A phase I/II study published in JAMA Oncology found that the HIV protease inhibitor Viracept® (nelfinavir mesylate) administered with concurrent chemoradiotherapy improved survival in patients with locally advanced non-small cell lung cancer (NSCLC).
This prospective, open-label, single-group, single-institution study assessed nelfinavir in combination with concurrent chemoradiotherapy in 35 patients (median age, 60 years; range, 39-79 years) aged 18 to 89 years with biopsy-confirmed unresectable stage IIIA/IIIB locally advanced NSCLC between 2007 and 2012. Patients received nelfinavir 625 mg twice daily (n=5) or 1,250 mg twice daily (n=30) for seven to 14 days before and during concurrent chemoradiotherapy.
There were no dose-limiting toxicities at either dose level.

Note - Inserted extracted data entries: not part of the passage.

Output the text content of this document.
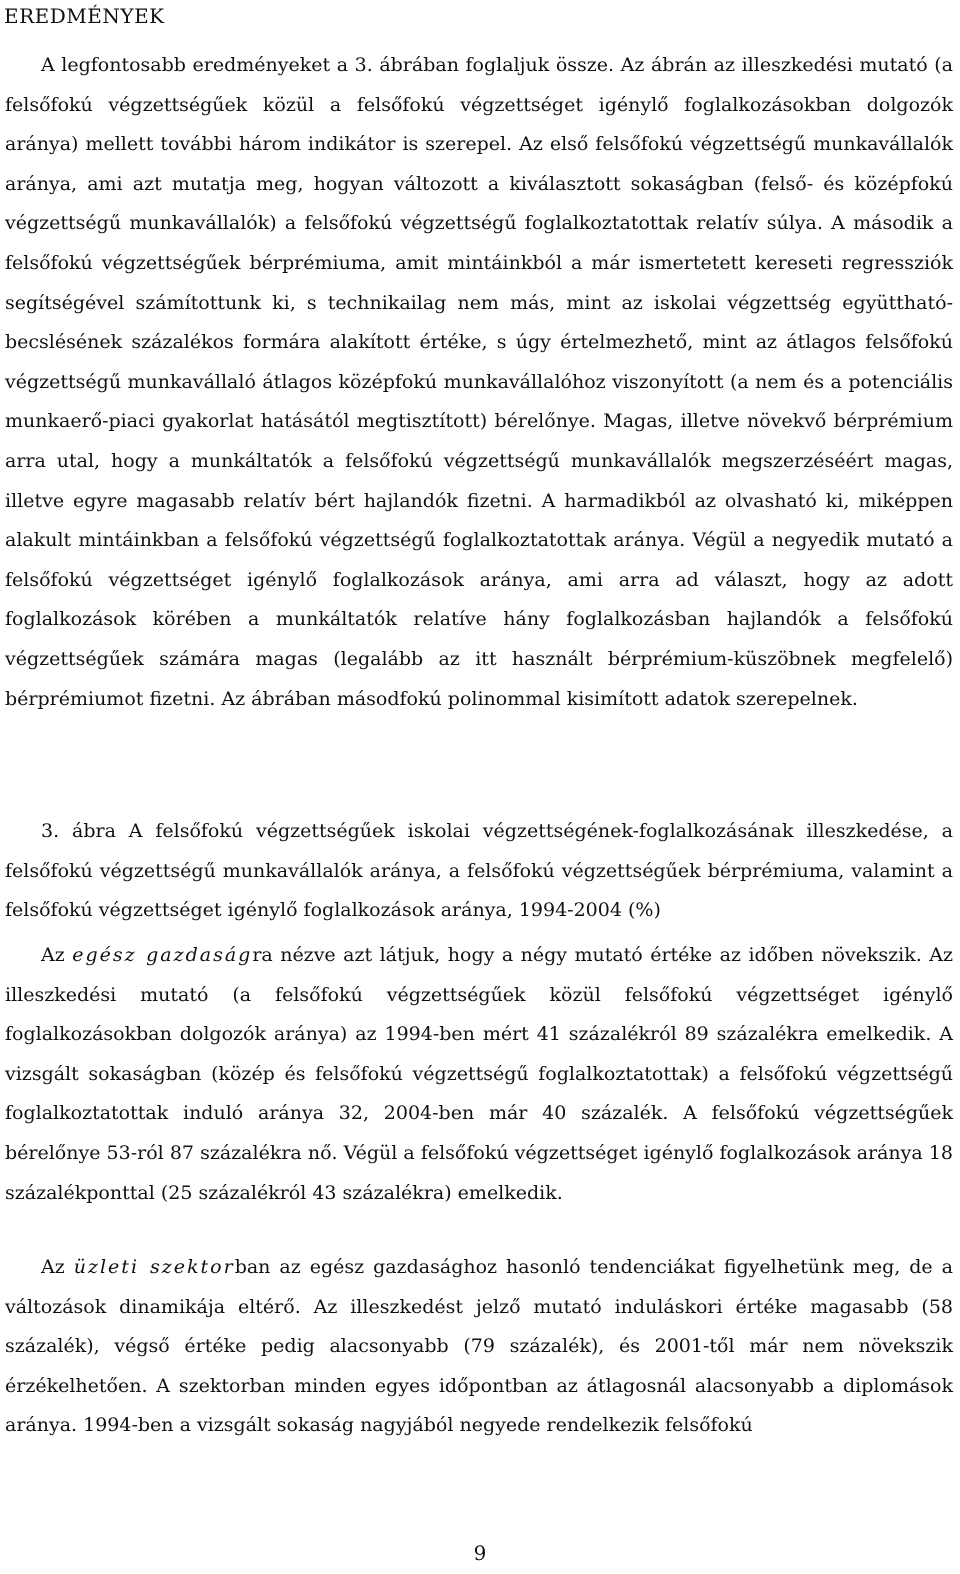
EREDMÉNYEK

A legfontosabb eredményeket a 3. ábrában foglaljuk össze. Az ábrán az illeszkedési mutató (a felsőfokú végzettségűek közül a felsőfokú végzettséget igénylő foglalkozásokban dolgozók aránya) mellett további három indikátor is szerepel. Az első felsőfokú végzettségű munkavállalók aránya, ami azt mutatja meg, hogyan változott a kiválasztott sokaságban (felső- és középfokú végzettségű munkavállalók) a felsőfokú végzettségű foglalkoztatottak relatív súlya. A második a felsőfokú végzettségűek bérprémiuma, amit mintáinkból a már ismertetett kereseti regressziók segítségével számítottunk ki, s technikailag nem más, mint az iskolai végzettség együttható-becslésének százalékos formára alakított értéke, s úgy értelmezhető, mint az átlagos felsőfokú végzettségű munkavállaló átlagos középfokú munkavállalóhoz viszonyított (a nem és a potenciális munkaerő-piaci gyakorlat hatásától megtisztított) bérelőnye. Magas, illetve növekvő bérprémium arra utal, hogy a munkáltatók a felsőfokú végzettségű munkavállalók megszerzéséért magas, illetve egyre magasabb relatív bért hajlandók fizetni. A harmadikból az olvasható ki, miképpen alakult mintáinkban a felsőfokú végzettségű foglalkoztatottak aránya. Végül a negyedik mutató a felsőfokú végzettséget igénylő foglalkozások aránya, ami arra ad választ, hogy az adott foglalkozások körében a munkáltatók relatíve hány foglalkozásban hajlandók a felsőfokú végzettségűek számára magas (legalább az itt használt bérprémium-küszöbnek megfelelő) bérprémiumot fizetni. Az ábrában másodfokú polinommal kisimított adatok szerepelnek.

3. ábra A felsőfokú végzettségűek iskolai végzettségének-foglalkozásának illeszkedése, a felsőfokú végzettségű munkavállalók aránya, a felsőfokú végzettségűek bérprémiuma, valamint a felsőfokú végzettséget igénylő foglalkozások aránya, 1994-2004 (%)

Az egész gazdaságra nézve azt látjuk, hogy a négy mutató értéke az időben növekszik. Az illeszkedési mutató (a felsőfokú végzettségűek közül felsőfokú végzettséget igénylő foglalkozásokban dolgozók aránya) az 1994-ben mért 41 százalékról 89 százalékra emelkedik. A vizsgált sokaságban (közép és felsőfokú végzettségű foglalkoztatottak) a felsőfokú végzettségű foglalkoztatottak induló aránya 32, 2004-ben már 40 százalék. A felsőfokú végzettségűek bérelőnye 53-ról 87 százalékra nő. Végül a felsőfokú végzettséget igénylő foglalkozások aránya 18 százalékponttal (25 százalékról 43 százalékra) emelkedik.

Az üzleti szektorban az egész gazdasághoz hasonló tendenciákat figyelhetünk meg, de a változások dinamikája eltérő. Az illeszkedést jelző mutató induláskori értéke magasabb (58 százalék), végső értéke pedig alacsonyabb (79 százalék), és 2001-től már nem növekszik érzékelhetően. A szektorban minden egyes időpontban az átlagosnál alacsonyabb a diplomások aránya. 1994-ben a vizsgált sokaság nagyjából negyede rendelkezik felsőfokú

9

Most patients (n=33) had evaluable post-treatment computed tomographic scans; there was an objective response rate of 94% (n=31; 95% CI, 86-100). The cumulative incidence of local failure was 39% (95% CI, 30.5-47.5).
Improved survival with the addition of nelfinavir
Median progression-free survival was 11.7 months (95% CI, 6.2-17.1), and median overall survival (OS) was 41.1 months (95% CI, 19.0-63.1). The five-year mean OS rate was 37.1%.
Two patients receiving 624 mg and 18 patients receiving 1,250 mg experienced grade 3/4 leukopenia, but no patients required a dose reduction.
“Nelfinavir may enhance the efficacy of standard chemoradiotherapy in this disease,” the researchers concluded.